O Código Florestal Brasileiro consolidou o princípio de que as florestas são bens de interesse comum e que o direito à propriedade se submete a esse interesse.
Isso permeia toda a legislação ambiental e encontra abrigo no artigo 225 da Constituição Federal: "Todos têm direito ao meio ambiente ecologicamente equilibrado, bem de uso comum do povo".
O relatório do deputado Aldo Rebelo, no entanto, ignora esse princípio e beneficia setores específicos da sociedade, em vez de garantir a qualidade de vida de todos.
A definição das áreas de preservação por Estados e municípios, por exemplo, significa que vamos deixar que o abastecimento de água de cidades como São Paulo e Rio de Janeiro seja ainda mais agravado, com o aumento de conflitos entre governos locais e proprietários de terra.
Afinal, um único hectare de mata atlântica preservado gera, em média, 1.328.600 litros de água por ano, segundo dados do Programa Mata Ciliar do governo paulista.
A região Sudeste já apresenta índices de escassez maiores que o semiárido e, sem a mata ciliar, a vida de um rio pode se esgotar em 40 anos. Além disso, desastres naturais como os de Santa Catarina, Angra dos Reis e Niterói tendem a se repetir se não garantirmos a proteção das encostas e a regulação do clima, feitas por nossas florestas.
Segundo Carlos Nobre, pesquisador do Inpe (Instituto Nacional de Pesquisas Espaciais), as mudanças propostas ao código aumentam ainda mais os riscos de que as áreas urbanas sofram com inundações e deslizamentos.
A comissão especial também propôs a isenção das reservas legais para propriedades de até quatro módulos -o que ,no caso da mata atlântica, reduzida a 7% de sua cobertura original, ameaça os escassos remanescentes do bioma.
Por fim, a proposta de anistia ao desmatamento já existente sinaliza que, no Brasil, quem cumpre a lei é tolo e os beneficiados são os que a descumprem.
Há quem diga que, quando se trata de Código Florestal, um mau acordo é melhor do que a briga.
Mas não aceitamos resolver essa questão de maneira a simplificar o debate e esquecer o objetivo dessa legislação: a proteção ao patrimônio natural brasileiro.
O Brasil tem mecanismos para superar esse impasse, mas parece faltar vontade. A pressa em votar o tema às vésperas das eleições, quando em geral os interesses do país ficam à mercê do que garante votos e reeleições, não contribui.

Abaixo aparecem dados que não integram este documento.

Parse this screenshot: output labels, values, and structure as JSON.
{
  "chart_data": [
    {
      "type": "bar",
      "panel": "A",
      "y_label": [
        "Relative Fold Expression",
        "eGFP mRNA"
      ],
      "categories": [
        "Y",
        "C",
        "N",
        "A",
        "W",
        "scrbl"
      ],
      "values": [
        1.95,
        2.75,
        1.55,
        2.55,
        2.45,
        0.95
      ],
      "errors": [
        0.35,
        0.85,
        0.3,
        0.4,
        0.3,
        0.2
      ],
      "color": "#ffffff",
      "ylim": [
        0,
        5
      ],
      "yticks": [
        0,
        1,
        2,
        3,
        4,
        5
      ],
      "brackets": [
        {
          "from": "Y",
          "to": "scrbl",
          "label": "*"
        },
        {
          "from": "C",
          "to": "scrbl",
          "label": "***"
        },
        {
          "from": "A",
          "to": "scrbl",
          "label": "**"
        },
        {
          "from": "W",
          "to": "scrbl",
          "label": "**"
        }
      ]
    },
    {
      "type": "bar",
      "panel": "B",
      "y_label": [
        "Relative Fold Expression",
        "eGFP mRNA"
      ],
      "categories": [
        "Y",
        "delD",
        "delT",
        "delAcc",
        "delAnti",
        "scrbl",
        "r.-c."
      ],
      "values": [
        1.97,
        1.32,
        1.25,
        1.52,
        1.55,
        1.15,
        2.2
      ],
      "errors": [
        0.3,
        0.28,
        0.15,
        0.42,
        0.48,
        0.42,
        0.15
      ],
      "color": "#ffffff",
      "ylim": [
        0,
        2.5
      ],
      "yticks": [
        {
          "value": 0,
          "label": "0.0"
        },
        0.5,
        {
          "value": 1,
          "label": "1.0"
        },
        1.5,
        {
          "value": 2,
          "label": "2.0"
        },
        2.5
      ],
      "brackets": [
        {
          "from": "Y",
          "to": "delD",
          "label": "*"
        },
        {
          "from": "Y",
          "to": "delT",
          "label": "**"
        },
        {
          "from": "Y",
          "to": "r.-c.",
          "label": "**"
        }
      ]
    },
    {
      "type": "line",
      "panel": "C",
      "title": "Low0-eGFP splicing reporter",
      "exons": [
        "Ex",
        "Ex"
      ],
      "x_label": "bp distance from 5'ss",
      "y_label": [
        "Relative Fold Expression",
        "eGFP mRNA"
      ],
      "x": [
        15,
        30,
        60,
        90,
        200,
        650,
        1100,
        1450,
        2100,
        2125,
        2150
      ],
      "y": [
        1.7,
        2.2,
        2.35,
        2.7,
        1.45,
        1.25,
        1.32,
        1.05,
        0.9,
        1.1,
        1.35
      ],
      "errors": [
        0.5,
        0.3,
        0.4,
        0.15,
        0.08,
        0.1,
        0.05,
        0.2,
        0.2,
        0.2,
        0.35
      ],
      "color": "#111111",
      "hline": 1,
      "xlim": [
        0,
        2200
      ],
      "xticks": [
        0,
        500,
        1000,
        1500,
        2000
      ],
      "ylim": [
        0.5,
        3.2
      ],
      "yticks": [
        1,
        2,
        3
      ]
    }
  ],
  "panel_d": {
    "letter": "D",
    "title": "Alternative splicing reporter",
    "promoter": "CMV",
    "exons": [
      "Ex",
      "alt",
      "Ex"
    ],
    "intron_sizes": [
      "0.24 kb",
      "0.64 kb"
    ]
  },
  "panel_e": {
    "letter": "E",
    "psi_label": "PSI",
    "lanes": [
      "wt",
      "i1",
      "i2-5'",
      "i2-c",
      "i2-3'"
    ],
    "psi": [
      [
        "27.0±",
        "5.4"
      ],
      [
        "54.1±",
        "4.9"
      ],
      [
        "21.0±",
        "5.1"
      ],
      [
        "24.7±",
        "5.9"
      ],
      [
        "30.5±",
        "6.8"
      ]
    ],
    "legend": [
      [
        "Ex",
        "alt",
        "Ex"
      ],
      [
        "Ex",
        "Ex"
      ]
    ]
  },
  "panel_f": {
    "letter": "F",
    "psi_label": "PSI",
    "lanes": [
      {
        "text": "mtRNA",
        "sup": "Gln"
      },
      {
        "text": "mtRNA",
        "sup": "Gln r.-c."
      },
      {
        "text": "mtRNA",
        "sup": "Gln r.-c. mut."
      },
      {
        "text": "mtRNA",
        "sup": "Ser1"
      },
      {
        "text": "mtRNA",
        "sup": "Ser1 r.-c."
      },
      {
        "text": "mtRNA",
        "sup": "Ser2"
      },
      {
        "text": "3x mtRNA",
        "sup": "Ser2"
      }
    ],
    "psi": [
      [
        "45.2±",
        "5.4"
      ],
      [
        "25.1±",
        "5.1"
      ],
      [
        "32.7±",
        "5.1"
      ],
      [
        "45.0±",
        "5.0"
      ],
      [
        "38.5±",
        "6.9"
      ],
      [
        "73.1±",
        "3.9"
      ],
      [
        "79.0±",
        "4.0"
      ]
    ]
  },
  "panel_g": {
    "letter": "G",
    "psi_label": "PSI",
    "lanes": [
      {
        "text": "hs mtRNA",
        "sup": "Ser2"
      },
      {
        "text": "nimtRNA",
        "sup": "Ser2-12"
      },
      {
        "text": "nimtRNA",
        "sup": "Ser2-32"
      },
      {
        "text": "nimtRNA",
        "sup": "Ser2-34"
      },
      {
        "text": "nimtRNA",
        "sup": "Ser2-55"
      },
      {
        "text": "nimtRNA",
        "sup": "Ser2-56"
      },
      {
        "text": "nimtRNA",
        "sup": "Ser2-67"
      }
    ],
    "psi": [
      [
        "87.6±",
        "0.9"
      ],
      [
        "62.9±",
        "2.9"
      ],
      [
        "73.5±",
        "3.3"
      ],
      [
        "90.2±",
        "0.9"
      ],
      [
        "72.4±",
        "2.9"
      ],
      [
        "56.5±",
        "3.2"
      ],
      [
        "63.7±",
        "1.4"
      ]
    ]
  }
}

Assim como não contribui o silêncio do Poder Executivo. Que tipo de preocupações estão por trás do silêncio de Lula e dos ministérios?
O que precisamos agora é de lideranças esclarecidas, de todos os segmentos da sociedade, dispostas a resolver essa questão; não pelo caminho do mau acordo, mas, sim, pela construção de uma agenda comum que estabeleça uma transição entre as regras atuais, que sempre podem ser aprimoradas.
Tem que sobressair o interesse maior de garantir um futuro digno e de posicionar o Brasil como uma potência ambiental mundial.
ROBERTO KLABIN é empresário e presidente da Fundação SOS Mata Atlântica.